Turns out, the inventor of DBT, Marsha Linehan, ‘learned the term “dialectic” from an assistant whose husband was a Marxist philosopher,’ and realized that she could use it to articulate a contradiction she was encountering as a practitioner of the somewhat more amorphous (but still skills-based) “cognitive behavioral therapy”:
If you pushed clients to change too aggressively, she found, they lashed out. If you affirmed your clients’ feelings, however, they stayed just as miserable. You had to somehow convince clients they were good, relatable people who nonetheless needed to fix their behavior immediately.

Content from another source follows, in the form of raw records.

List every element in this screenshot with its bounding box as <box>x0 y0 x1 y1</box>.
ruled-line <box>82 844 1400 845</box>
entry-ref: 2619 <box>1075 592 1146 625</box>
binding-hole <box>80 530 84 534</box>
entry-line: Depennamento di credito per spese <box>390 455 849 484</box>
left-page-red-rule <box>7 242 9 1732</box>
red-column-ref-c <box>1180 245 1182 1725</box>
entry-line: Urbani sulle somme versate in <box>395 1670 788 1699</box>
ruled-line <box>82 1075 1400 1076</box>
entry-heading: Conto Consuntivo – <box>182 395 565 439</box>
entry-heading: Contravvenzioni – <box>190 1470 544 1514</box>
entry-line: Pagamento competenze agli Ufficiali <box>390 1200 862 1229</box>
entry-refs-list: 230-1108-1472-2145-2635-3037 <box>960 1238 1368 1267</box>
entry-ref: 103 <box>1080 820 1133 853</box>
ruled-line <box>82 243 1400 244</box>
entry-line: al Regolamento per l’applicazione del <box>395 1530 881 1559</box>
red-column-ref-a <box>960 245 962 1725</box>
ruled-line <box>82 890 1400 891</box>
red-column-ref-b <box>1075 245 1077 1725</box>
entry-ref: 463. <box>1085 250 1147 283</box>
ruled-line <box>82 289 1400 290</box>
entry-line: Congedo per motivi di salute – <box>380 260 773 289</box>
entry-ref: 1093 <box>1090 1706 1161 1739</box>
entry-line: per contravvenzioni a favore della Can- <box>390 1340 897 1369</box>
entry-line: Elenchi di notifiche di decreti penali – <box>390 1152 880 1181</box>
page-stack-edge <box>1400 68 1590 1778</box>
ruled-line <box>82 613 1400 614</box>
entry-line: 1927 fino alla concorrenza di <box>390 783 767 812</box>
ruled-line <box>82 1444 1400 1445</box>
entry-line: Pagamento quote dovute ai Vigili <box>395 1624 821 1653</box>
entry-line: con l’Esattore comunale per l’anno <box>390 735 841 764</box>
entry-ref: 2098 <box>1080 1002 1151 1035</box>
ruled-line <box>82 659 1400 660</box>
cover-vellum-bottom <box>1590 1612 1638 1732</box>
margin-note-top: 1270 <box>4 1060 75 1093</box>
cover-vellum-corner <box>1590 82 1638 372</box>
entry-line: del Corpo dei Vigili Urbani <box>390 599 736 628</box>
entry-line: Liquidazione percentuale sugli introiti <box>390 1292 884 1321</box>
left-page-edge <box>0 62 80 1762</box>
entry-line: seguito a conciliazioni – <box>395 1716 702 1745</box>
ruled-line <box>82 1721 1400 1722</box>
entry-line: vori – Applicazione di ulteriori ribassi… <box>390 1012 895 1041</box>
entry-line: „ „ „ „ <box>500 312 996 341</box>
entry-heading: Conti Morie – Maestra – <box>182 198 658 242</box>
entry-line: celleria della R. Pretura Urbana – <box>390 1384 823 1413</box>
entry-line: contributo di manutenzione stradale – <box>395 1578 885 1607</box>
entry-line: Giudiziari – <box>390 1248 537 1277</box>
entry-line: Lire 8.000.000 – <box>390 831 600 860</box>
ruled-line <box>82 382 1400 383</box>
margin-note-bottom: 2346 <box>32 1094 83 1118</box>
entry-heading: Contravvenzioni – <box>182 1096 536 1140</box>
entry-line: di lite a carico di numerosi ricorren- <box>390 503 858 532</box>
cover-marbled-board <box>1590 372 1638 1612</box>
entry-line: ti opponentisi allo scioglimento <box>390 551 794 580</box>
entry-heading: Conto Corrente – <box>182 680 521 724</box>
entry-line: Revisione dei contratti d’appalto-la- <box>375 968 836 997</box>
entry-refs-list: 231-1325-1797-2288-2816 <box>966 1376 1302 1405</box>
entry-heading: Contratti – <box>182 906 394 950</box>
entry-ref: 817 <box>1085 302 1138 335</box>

This is a real contradiction, and understanding it as a dialectic is of course helpful — but DBT doesn’t seem to recognize any other contradictions in the world outside of our internal emotional life. The author of the article, Lily Scherlis (who, it turns out, is a member of Local 1103 of the union I work for), does a great job of exploring the broader contradictions around DBT and other skills-based therapeutic practices. Ultimately, she concludes,
We can add this dialectic to our list: your pain is your responsibility; your pain is not your fault. You are good; you need to change. Fight the terms of capitalism and ableism; capitulate to them when you need to. DBT is a palliative that makes people into docile workers and uses a corporate vocabulary to remodel their behavior; DBT is one way to make the world survivable.
David reads your posts as soon as they come out and tells me about them. We have both done DBT, him more extensively than me and have come to despise it for many reasons. I'm the kid of a psychiatrist and apprenticed to him since childhood so I came into most talk therapy very skeptical. Most studies show the modality of therapy doesn't matter it's the therapeutic relationship (eg it is healing to form a safe attachment with a therapist). So it took me longer to understand how terrible DBT was bc the one therapist I saw who did DBT was a Black woman who implicitly shared much of my political orientation but was older school and didn't do a ton of self disclosure. It wasn't until I tried doing DBT groups and read the source material that I truly hated it. I don't think much of most talk therapy to be honest. Outside of the scientific method itself I also don't think most of western science is that scientific anyways.
Aurora's piece was fantastic when she wrote the new introduction months ago and as relevant as ever. I think it's the best case as well.